Alicyclobacillus fastidiosus

Scientific classification
- Domain: Bacteria
- Kingdom: Bacillati
- Phylum: Bacillota
- Class: Bacilli
- Order: Bacillales
- Family: Alicyclobacillaceae
- Genus: Alicyclobacillus
- Species: A. fastidiosus
- Binomial name: Alicyclobacillus fastidiosus Goto et al. 2007

= Alicyclobacillus fastidiosus =

- Genus: Alicyclobacillus
- Species: fastidiosus
- Authority: Goto et al. 2007

Species of bacterium

Alicyclobacillus fastidiosus is a species of Gram positive, strictly aerobic, bacterium. The bacteria are acidophilic and produce endospores. It was first isolated from apple juice. The species was first described in 2007, and the name refers to the fastidious nature of the organism; the bacteria would start to die off after 7 days when plated on typical agar for isolating Alicyclobacillus. Additionally, the species produced fewer spores than other members of its genus, and took much longer to produce the spores (i.e. several days versus 10 days).

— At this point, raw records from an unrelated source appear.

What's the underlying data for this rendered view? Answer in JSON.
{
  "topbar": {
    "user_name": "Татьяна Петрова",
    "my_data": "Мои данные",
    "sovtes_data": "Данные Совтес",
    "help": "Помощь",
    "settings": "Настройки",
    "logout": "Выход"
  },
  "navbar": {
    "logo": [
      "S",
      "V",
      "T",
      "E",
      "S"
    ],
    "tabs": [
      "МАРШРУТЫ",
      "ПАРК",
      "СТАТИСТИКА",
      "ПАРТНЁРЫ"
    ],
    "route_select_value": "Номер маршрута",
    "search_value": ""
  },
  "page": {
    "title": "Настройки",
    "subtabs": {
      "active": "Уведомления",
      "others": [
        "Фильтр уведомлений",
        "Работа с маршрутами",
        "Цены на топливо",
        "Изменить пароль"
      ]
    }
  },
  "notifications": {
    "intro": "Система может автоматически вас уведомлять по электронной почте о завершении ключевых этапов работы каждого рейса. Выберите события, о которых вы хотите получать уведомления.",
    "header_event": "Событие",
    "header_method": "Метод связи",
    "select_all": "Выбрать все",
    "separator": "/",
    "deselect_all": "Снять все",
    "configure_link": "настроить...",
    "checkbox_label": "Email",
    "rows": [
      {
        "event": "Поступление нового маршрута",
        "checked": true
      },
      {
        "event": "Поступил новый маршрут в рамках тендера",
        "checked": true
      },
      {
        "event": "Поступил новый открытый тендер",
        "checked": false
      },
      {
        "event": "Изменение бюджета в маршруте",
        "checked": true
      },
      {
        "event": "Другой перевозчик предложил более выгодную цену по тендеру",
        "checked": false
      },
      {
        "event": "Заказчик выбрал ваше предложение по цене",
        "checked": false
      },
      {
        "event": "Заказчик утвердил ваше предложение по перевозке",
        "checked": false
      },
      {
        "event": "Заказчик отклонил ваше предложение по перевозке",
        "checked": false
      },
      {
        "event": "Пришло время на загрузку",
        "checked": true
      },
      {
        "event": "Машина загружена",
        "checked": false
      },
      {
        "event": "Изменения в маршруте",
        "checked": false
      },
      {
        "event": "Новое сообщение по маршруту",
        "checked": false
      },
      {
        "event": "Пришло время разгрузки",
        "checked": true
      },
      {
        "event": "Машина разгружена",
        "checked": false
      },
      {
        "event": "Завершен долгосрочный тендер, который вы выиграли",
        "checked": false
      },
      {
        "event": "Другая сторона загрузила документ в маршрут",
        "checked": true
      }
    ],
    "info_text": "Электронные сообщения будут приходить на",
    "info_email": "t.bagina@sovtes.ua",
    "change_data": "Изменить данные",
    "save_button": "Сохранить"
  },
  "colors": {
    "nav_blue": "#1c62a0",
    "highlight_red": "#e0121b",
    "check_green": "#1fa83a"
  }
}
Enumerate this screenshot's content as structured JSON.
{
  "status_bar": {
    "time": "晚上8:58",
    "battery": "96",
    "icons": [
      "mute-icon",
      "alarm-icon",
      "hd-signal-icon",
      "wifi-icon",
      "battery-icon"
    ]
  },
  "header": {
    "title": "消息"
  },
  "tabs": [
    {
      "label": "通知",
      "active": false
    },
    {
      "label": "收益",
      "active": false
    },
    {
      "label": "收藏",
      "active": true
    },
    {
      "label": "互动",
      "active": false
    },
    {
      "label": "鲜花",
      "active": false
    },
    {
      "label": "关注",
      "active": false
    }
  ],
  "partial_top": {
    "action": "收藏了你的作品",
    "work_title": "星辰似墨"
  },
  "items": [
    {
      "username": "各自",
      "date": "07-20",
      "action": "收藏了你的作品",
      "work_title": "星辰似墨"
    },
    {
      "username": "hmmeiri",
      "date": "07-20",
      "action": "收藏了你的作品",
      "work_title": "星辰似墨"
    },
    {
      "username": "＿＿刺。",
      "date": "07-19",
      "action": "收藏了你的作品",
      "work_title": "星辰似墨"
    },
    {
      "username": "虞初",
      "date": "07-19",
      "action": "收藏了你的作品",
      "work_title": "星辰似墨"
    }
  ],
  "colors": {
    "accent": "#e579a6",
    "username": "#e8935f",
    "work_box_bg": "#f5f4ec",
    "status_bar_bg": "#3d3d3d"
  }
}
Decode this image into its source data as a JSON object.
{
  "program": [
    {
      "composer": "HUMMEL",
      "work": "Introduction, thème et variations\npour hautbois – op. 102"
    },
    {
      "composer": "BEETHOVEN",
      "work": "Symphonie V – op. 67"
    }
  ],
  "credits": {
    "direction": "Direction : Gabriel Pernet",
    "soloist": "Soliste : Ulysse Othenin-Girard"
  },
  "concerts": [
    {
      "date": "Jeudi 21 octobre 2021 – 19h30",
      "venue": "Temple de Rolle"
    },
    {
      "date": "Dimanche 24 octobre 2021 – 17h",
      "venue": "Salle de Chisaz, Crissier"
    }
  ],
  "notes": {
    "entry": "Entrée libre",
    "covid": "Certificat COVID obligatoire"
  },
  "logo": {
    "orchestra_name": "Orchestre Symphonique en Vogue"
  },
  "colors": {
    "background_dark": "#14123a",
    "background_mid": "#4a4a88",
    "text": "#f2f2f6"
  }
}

The optimum growth temperature for A. fastidiosus is 40–45 °C, and can grow in the 20–55 °C range. The optimum pH is 4.0–4.5, and cannot grow at pH 2.0 or pH 5.5.

A. fastidiosus was found during a Japanese survey of various beverages and environments, which also discovered 5 other species of Alicyclobacillus: A. contaminans, A. kakegawensis, A. macrosporangiidus, A. sacchari, and A. shizuokensis.